When you use the following keywords with the SET built-in procedure, you can establish attributes for buffers. The text describes the default for the attributes:

  • SET (EOB_TEXT, buffer, string)---The default end-of-buffer text is [EOB].
  • SET (ERASE_UNMODIFIABLE, buffer, {ON|OFF} )---By default, unmodifiable records can be deleted from buffers by built-ins such as ERASE_LINE.
  • SET (FORWARD, buffer)---The default direction is forward.
  • SET (INSERT, buffer)---The default mode of text entry is insert.
  • SET (JOURNALING, buffer, {ON|OFF} )---By default, buffer-change journaling is turned off.
  • SET (LEFT_MARGIN, buffer, integer)---The default left margin is 1 (that is, the left margin is set in column 1).

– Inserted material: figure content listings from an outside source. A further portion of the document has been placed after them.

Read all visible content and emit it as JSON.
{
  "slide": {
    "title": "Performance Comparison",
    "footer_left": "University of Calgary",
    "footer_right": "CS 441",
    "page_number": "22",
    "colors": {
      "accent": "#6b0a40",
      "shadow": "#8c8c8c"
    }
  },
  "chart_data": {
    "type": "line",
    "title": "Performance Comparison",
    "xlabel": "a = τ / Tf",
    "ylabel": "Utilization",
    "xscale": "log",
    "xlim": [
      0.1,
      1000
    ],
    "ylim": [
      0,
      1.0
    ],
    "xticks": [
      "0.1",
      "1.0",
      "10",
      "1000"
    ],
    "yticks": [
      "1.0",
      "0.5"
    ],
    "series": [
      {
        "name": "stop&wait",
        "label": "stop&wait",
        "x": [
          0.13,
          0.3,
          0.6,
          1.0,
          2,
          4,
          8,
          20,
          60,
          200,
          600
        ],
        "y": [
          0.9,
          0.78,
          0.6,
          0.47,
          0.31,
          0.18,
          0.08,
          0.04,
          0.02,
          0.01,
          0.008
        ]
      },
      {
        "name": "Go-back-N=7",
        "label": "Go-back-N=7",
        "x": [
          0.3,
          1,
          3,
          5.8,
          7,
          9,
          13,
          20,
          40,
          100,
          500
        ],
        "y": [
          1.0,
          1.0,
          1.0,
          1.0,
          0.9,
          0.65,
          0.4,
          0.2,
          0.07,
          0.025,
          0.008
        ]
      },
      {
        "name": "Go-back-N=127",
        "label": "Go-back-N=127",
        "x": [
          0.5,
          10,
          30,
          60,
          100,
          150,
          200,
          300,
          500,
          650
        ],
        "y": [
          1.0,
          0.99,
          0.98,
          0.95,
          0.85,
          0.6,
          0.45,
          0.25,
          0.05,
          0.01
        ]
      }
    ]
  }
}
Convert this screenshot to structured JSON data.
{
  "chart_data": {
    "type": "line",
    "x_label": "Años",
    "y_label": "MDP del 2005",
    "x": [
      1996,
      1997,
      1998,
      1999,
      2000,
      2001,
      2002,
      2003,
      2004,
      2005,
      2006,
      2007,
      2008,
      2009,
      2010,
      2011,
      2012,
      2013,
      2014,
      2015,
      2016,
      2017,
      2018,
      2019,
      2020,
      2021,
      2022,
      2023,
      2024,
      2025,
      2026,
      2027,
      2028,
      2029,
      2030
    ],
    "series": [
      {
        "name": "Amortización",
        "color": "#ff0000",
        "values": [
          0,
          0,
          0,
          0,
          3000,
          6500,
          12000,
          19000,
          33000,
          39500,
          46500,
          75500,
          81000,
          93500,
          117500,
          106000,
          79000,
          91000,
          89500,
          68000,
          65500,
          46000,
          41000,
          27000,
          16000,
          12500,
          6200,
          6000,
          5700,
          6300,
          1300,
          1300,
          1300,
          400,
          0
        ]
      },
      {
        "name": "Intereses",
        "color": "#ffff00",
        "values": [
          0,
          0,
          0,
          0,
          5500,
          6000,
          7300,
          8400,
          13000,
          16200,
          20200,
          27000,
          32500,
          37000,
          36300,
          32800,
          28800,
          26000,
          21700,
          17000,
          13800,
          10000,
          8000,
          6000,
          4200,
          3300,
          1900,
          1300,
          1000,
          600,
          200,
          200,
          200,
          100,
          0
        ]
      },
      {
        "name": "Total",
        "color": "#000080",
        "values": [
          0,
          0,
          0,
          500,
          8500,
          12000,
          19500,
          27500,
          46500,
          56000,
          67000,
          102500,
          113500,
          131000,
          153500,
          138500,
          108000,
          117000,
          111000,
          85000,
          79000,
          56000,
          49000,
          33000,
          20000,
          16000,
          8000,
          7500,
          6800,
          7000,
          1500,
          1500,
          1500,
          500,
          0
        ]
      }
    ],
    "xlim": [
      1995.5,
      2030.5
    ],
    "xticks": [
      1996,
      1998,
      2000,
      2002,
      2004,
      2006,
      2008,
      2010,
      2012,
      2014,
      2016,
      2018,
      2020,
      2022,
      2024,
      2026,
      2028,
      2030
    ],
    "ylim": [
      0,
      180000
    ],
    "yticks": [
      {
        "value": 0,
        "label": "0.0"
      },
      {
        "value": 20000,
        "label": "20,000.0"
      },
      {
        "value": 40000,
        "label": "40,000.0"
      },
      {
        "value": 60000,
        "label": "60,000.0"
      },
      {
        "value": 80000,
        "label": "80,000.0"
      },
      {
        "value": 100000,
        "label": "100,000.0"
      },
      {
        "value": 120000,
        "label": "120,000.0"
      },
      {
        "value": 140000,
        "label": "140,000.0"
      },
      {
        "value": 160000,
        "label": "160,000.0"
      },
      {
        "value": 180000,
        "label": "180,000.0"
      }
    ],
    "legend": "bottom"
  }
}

  • SET (LEFT_MARGIN_ACTION, buffer, program_source)---By default, buffers do not have left margin action routines.
  • SET (MARGINS, buffer, integer1, integer2)---The default left margin is 1 and the default right margin is 80.
  • SET (MAX_LINES, buffer, integer)---The default maximum number of lines is 0 (in other words, this feature is turned off).
  • SET (MODIFIABLE, buffer, {ON|OFF} )---By default, a buffer can be modified. Using the OFF keyword makes a buffer unmodifiable.
  • SET (MODIFIED, buffer, {ON|OFF} )---Turns on or turns off the bit indicating that the specified buffer has been modified.
  • SET (NO_WRITE, buffer [[,keyword]])---By default, when you exit from DECTPU, the buffer is written if it has been modified.
  • SET (OUTPUT_FILE, buffer, string)---The default output file is the input file specification with the highest existing version number for that file plus 1.
  • SET (OVERSTRIKE, buffer)---The default mode of text entry is insert.
  • SET (PERMANENT, buffer)---By default, the buffer can be deleted.
  • SET (RECORD_ATTRIBUTE, marker, range, buffer)
  • SET (REVERSE, buffer)---The default direction is forward.
  • SET (RIGHT_MARGIN, buffer, integer)---The default right margin is 80.
  • SET (RIGHT_MARGIN_ACTION, buffer, program_source)---By default, buffers do not have right margin action routines.
  • SET (SYSTEM, buffer)---By default, the buffer is a user buffer.
  • SET (TAB_STOPS, buffer, {string|integer} )---The default tab stops are set every eight character positions.